Salsa Verde Shredded Chicken Enchiladas

This is an example of a meal that Solin would create to include in your personalized meal plan.

Salsa Verde Shredded Chicken Enchiladas

YOUR SOLIN GENERATED RECIPE

Salsa Verde Shredded Chicken Enchiladas

Enjoy a satisfying twist on classic enchiladas featuring tender shredded chicken bathed in tangy salsa verde, wrapped in soft corn tortillas, and finished with a light dusting of reduced-fat Monterey Jack cheese.
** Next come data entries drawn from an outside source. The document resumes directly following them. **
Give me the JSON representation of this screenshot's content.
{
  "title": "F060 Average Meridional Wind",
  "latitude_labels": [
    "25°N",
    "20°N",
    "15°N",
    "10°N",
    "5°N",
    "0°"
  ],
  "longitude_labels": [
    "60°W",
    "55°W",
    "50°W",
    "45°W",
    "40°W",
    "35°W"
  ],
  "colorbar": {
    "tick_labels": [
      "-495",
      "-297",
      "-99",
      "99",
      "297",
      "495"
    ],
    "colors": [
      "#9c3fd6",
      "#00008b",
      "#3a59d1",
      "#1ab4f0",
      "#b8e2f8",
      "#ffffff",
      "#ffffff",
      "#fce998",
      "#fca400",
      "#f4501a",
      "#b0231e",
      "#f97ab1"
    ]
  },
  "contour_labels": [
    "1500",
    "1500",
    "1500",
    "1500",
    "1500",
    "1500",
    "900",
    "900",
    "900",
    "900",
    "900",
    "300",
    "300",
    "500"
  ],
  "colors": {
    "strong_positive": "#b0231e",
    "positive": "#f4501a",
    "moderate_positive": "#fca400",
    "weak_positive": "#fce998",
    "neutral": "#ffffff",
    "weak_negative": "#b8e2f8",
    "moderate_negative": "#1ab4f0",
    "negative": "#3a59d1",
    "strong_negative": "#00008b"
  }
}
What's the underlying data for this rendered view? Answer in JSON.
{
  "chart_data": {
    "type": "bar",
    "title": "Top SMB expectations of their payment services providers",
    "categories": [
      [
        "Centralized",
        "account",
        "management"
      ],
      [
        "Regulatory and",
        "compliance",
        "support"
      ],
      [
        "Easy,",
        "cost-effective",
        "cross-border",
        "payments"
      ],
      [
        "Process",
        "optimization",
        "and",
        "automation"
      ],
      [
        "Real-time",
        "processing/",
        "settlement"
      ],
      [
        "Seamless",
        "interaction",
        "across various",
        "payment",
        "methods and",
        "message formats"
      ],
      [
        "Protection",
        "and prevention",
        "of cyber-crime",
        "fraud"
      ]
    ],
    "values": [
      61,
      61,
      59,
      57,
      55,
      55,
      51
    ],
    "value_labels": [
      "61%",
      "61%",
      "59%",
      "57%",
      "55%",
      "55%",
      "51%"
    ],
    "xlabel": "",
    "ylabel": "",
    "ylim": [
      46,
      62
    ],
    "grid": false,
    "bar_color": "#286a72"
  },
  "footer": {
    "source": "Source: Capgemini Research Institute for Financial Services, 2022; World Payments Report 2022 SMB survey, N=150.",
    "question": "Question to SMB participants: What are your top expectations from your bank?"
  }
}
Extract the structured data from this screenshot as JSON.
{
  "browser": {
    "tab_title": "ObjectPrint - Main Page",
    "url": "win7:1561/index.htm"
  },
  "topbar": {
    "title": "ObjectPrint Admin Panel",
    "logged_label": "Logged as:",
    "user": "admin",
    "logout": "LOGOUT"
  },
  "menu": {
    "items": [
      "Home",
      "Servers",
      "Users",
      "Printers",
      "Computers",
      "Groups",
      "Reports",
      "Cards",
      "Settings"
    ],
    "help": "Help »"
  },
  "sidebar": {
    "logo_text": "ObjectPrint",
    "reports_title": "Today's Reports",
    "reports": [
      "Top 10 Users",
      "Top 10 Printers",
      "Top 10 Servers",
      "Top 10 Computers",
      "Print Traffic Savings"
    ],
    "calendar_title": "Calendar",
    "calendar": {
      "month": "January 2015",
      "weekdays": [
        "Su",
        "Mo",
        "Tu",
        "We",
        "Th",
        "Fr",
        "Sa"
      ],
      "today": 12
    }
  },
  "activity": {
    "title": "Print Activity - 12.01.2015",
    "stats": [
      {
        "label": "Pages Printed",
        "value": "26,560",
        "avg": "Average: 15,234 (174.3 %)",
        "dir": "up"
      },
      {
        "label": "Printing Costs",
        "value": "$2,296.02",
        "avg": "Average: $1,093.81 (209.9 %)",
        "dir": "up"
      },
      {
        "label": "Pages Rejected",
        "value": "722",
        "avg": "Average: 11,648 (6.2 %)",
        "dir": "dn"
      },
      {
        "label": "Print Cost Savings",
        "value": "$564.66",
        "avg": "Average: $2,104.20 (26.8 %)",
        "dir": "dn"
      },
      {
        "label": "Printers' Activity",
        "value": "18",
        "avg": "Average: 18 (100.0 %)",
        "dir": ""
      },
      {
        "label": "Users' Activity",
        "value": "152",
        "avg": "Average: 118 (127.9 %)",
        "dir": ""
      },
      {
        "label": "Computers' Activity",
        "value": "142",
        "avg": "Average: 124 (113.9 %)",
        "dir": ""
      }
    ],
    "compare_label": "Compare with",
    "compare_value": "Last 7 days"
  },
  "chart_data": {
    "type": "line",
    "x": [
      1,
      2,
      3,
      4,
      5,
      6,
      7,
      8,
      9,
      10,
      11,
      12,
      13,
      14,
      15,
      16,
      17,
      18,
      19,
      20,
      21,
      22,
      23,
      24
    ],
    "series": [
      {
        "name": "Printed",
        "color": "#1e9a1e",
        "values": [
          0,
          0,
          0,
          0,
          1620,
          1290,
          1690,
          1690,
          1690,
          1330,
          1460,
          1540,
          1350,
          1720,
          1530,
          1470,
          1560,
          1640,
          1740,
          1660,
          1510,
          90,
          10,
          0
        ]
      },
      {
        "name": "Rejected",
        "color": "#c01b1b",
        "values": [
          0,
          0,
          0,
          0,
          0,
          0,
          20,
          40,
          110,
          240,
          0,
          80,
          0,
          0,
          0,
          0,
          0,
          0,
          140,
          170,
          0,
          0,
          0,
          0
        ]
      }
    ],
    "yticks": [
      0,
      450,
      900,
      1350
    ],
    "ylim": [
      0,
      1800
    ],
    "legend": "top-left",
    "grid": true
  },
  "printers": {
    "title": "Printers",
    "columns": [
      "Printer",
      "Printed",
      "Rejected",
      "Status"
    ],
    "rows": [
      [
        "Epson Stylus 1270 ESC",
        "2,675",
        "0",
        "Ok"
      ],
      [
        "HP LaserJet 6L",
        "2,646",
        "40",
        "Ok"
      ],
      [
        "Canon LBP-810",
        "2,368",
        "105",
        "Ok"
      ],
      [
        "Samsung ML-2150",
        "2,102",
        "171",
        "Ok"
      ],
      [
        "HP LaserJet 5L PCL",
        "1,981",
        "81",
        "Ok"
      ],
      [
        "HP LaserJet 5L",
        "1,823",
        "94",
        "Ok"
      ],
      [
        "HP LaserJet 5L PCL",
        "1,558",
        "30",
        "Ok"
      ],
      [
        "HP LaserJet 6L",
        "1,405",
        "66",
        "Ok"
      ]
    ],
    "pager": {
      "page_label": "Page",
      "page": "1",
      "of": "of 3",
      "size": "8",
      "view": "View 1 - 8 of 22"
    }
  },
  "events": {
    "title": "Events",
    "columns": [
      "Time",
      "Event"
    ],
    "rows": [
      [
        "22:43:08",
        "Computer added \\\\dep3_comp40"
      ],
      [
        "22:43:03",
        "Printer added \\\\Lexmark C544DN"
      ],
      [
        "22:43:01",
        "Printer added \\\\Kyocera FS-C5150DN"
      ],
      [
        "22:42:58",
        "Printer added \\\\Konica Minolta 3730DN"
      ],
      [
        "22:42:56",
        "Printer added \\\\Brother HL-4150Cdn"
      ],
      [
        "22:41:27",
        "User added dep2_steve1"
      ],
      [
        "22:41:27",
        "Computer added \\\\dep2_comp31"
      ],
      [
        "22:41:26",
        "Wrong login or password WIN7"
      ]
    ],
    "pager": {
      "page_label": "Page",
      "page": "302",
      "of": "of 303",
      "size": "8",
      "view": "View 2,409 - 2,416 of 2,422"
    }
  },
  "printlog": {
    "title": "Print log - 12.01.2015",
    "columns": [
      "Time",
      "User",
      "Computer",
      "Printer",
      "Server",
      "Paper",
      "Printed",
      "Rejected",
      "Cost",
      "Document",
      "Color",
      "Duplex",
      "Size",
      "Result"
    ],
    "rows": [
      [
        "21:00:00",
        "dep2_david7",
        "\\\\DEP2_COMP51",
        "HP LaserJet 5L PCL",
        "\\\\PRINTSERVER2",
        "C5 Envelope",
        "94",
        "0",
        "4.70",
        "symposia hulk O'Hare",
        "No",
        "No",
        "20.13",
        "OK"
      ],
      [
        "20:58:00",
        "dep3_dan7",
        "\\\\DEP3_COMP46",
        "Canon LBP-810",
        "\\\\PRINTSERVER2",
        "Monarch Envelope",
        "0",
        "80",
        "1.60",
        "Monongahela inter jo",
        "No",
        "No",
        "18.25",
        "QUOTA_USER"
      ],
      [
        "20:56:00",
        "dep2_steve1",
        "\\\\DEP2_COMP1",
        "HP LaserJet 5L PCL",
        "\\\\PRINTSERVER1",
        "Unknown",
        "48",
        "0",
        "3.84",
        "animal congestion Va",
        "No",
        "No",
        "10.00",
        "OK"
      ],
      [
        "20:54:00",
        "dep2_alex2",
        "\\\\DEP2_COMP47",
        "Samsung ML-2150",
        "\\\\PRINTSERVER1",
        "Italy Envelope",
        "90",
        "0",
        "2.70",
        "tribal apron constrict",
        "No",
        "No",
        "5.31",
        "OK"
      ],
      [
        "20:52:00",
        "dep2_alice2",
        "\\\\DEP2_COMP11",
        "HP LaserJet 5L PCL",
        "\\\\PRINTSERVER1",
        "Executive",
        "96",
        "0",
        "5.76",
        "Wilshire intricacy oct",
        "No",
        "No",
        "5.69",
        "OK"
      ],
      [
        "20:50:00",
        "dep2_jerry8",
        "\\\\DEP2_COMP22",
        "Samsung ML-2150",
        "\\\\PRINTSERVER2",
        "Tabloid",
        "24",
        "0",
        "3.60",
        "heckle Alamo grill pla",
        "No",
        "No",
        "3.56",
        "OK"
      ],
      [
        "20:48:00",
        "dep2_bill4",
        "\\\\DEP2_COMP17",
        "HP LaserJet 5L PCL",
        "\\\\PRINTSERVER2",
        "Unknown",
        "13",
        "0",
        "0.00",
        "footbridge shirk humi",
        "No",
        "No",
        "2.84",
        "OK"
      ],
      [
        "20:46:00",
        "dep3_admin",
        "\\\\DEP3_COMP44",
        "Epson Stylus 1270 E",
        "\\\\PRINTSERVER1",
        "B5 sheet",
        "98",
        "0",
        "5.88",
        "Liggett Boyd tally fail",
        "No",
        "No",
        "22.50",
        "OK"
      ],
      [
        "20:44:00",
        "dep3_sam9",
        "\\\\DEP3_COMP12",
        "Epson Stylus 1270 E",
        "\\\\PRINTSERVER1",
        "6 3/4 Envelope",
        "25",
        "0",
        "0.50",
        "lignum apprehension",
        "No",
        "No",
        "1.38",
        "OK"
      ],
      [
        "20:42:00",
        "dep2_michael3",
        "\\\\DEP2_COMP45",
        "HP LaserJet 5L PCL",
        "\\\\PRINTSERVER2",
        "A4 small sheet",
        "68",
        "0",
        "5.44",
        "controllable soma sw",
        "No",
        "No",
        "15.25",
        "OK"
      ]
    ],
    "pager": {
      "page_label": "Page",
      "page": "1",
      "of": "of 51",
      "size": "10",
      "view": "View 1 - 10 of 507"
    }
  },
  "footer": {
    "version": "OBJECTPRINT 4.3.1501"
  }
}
This dish bursts with vibrant flavors and is perfect for a wholesome meal any time of day.

NUTRITION

569kcal
Protein
76.8g
Fat
13.8g
Carbs
30.1g

SERVINGS

1 serving

INGREDIENTS

8 ounces Chicken Breast

2 Corn Tortillas

1/2 cup Salsa Verde

2 tbsp Reduced-Fat Monterey Jack Cheese

2 tbsp Fresh Cilantro

PREPARATION

  • 1

    Preheat your oven to 375°F.

  • 2

    Place the chicken breast in a pot and cover with water. Bring to a boil, then simmer until cooked through (about 15-20 minutes). Once done, shred the chicken using two forks.

  • 3

    In a mixing bowl, combine the shredded chicken with the salsa verde until evenly coated.

  • 4

    Warm the corn tortillas in a dry skillet or microwave to make them pliable.

  • 5

    Spoon an even amount of the chicken and salsa mixture down the center of each tortilla. Roll them up tightly and place seam-side down in a small baking dish.

  • 6

    Sprinkle the reduced-fat Monterey Jack cheese over the enchiladas.

  • 7

    Bake in the preheated oven for 10-12 minutes until the cheese is slightly melted and the dish is heated through.

  • 8

    Garnish with fresh cilantro before serving.